Sunday, January 11, 2015

Instinguish is Extinct and Distinct from Extinguish

A month ago this blog explained:


Extinct arrived in English in the early 1400s. The Latin word from which it comes means much the same extinguish does: to put out, quench, go out or die out. I never realized that extinct and extinguish are so similar. Extinct was originally used of fires. While it is an adjective, Shakespeare used it as a verb. (I think the reference was to a gangster threatening to “extinct” someone.) It means no longer in existence or use, and it was not until the 1580s that it was applied to the situation where a family or a hereditary title ends, or dies out, and it was almost another 200 years (in 1768) when it was first used of species. Now extinct is rarely used of anything other than species.

Extinguish arrived in English in the 1540s, before Shakespeare was born, so why he used extinct as a verb rather than extinguish is hard to distinguish. Extinguish means to put out a fire or light or flame, or bring something to an end or out of existence.

Distinguish, on the other hand, arrived about the same time as Shakespeare, in the 1560s. It came from the Middle French word distinguiss-, the stem of dinstinguer, or it might have come directly from the Latin word distinguere.
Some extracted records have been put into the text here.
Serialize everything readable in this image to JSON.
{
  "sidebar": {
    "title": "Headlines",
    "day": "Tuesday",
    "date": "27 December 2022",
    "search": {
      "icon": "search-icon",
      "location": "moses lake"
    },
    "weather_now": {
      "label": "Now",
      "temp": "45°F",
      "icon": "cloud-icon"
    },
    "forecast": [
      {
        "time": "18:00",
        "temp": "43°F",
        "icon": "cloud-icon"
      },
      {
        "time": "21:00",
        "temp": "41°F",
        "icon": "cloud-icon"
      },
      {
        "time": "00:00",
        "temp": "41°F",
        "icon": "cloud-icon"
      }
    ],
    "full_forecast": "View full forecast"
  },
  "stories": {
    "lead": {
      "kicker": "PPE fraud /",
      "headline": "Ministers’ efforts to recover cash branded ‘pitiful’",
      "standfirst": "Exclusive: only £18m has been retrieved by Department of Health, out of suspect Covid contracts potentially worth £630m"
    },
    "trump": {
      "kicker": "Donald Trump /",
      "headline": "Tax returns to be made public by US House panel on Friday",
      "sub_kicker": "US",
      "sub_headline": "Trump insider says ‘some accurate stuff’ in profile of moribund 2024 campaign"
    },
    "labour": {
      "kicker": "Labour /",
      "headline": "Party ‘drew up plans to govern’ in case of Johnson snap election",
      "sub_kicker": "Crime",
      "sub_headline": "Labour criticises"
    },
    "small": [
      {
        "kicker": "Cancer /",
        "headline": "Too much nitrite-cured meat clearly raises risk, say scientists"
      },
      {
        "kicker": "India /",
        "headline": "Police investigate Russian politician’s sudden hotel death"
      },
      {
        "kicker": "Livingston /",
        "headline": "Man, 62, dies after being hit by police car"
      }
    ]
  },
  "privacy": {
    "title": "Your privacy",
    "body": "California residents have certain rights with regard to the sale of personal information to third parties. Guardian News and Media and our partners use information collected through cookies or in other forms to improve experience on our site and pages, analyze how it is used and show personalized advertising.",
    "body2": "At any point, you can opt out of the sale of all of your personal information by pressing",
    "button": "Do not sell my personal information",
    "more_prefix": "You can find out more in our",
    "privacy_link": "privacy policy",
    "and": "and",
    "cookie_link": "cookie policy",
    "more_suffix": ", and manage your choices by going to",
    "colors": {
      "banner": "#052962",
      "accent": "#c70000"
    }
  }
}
Distinguere means to separate or mark off. It still means to mark off as different, or to recognize something as different.

Distinct arrived in English in the late 1300s, originally as the past participle of distincten, a word from the Old French distincter that appeared about 1300. It means different or separate or dissimilar.

Instinct, along with extinct, arrived in English in the early 1400s. The Latin word instinctus from which it comes has a sense of prompting, or impulse that remains in the definition of instinct meaning a natural or innate impulse or tendency. It is interesting that it did not develop the animalistic sense of intuitive perception until the middle 1400s, and the meaning of innate tendency did not occur until the 1560s.


But there is no such word as instinguish.